According to the CBD, without a supplemental National Environmental Policy Act (NEPA)review, these operations violate NEPA, the Outer Continental Shelf Lands Act and other environmental statutes. Continuing its efforts to stop offshore fracking operations, the CBD sent a letter dated November 14, 2013 to the California Coastal Commission requesting that it “take immediate action to halt hydraulic fracturing and other unconventional techniques for extracting oil and gas off the California coast.”

Representative Lois Capps (D-Calif.) has now requested a moratorium on California offshore fracking activities. In a letter dated November 19, 2013, she asked the Department of the Interior and the Environmental Protection Agency to halt these operations in federal waters “until a comprehensive study of their impacts on the marine environment and public health is conducted and considered.” According to Rep. Capps, there have been at least 15 fracking operations performed at wells in federal waters off California since the early 1990s, with some of these fracks occurring- near the National Marine Sanctuary and other sensitive marine areas.

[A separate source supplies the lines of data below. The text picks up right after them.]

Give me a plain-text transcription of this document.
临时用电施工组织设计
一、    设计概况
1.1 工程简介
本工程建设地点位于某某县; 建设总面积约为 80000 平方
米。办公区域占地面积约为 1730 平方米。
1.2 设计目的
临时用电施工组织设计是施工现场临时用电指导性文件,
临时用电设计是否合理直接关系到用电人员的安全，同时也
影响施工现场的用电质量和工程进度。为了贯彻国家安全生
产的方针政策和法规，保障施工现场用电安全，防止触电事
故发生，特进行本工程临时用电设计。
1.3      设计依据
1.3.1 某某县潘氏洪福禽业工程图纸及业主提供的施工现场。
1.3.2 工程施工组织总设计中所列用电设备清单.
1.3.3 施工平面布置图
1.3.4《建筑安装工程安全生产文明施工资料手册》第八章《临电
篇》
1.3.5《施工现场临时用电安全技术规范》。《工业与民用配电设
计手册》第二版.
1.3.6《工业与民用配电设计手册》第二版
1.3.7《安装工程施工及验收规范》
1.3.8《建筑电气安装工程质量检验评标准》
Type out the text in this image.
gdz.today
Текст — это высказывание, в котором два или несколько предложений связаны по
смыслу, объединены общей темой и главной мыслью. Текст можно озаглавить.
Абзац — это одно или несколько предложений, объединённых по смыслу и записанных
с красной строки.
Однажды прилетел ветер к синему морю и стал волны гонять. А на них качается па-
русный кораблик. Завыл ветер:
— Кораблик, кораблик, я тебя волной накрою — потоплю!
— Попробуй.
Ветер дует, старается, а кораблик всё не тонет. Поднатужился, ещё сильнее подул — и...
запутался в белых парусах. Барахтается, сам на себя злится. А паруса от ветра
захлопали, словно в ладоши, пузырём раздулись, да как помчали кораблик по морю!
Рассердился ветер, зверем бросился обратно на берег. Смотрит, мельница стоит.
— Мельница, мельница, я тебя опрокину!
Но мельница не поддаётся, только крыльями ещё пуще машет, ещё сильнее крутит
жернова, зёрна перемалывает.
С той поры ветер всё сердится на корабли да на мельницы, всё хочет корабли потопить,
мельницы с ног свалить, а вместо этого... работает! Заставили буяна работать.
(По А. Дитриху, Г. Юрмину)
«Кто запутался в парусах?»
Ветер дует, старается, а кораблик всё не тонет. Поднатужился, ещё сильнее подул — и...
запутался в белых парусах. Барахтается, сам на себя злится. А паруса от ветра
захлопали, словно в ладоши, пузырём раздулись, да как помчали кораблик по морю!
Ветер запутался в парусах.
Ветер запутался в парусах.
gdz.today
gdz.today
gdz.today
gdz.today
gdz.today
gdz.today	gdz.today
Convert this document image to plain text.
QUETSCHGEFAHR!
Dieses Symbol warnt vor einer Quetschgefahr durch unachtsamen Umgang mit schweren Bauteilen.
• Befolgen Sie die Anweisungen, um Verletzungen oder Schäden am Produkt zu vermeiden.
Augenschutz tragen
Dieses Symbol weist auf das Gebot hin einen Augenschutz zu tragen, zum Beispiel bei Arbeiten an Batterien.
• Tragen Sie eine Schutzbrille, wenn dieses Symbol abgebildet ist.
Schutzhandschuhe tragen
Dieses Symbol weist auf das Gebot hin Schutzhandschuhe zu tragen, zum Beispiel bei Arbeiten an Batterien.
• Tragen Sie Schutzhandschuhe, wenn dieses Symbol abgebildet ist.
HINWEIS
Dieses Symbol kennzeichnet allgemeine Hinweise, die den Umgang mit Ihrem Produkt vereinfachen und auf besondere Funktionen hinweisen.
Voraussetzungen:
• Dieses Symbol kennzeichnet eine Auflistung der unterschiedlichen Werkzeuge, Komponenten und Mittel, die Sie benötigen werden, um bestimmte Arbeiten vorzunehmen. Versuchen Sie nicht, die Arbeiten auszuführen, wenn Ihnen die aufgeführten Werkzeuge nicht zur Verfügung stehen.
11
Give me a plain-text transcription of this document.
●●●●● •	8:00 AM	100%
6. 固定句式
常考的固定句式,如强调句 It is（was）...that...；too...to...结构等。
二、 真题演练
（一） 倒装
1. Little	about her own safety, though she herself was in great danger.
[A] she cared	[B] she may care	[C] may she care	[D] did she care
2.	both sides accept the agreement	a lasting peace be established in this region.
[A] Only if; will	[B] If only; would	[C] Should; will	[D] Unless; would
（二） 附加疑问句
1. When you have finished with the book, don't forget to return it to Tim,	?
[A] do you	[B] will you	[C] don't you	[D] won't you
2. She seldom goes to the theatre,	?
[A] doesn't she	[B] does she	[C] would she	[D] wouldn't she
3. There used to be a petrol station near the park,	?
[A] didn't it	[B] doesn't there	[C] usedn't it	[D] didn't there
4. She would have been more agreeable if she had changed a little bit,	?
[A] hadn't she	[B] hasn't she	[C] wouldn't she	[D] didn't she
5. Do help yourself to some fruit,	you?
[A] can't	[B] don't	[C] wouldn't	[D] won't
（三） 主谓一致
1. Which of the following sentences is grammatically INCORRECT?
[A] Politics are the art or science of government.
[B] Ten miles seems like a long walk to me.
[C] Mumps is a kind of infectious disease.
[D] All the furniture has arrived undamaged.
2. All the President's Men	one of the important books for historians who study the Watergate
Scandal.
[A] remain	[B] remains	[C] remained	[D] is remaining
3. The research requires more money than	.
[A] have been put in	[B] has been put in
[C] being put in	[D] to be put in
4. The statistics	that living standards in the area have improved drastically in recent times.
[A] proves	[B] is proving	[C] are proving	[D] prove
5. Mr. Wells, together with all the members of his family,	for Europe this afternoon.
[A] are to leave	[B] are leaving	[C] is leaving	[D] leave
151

These offshore activities need to be in compliance with regulations under the Endangered Species Act and the Marine Mammal Protection Act. Rep. Capps asserts that these operations were “approved with overly broad and outdated plans” that do not adequately assess the current offshore environmental risks. "There is a great deal we do not yet know about the environmental and public health impacts of fracking onshore, let alone offshore.”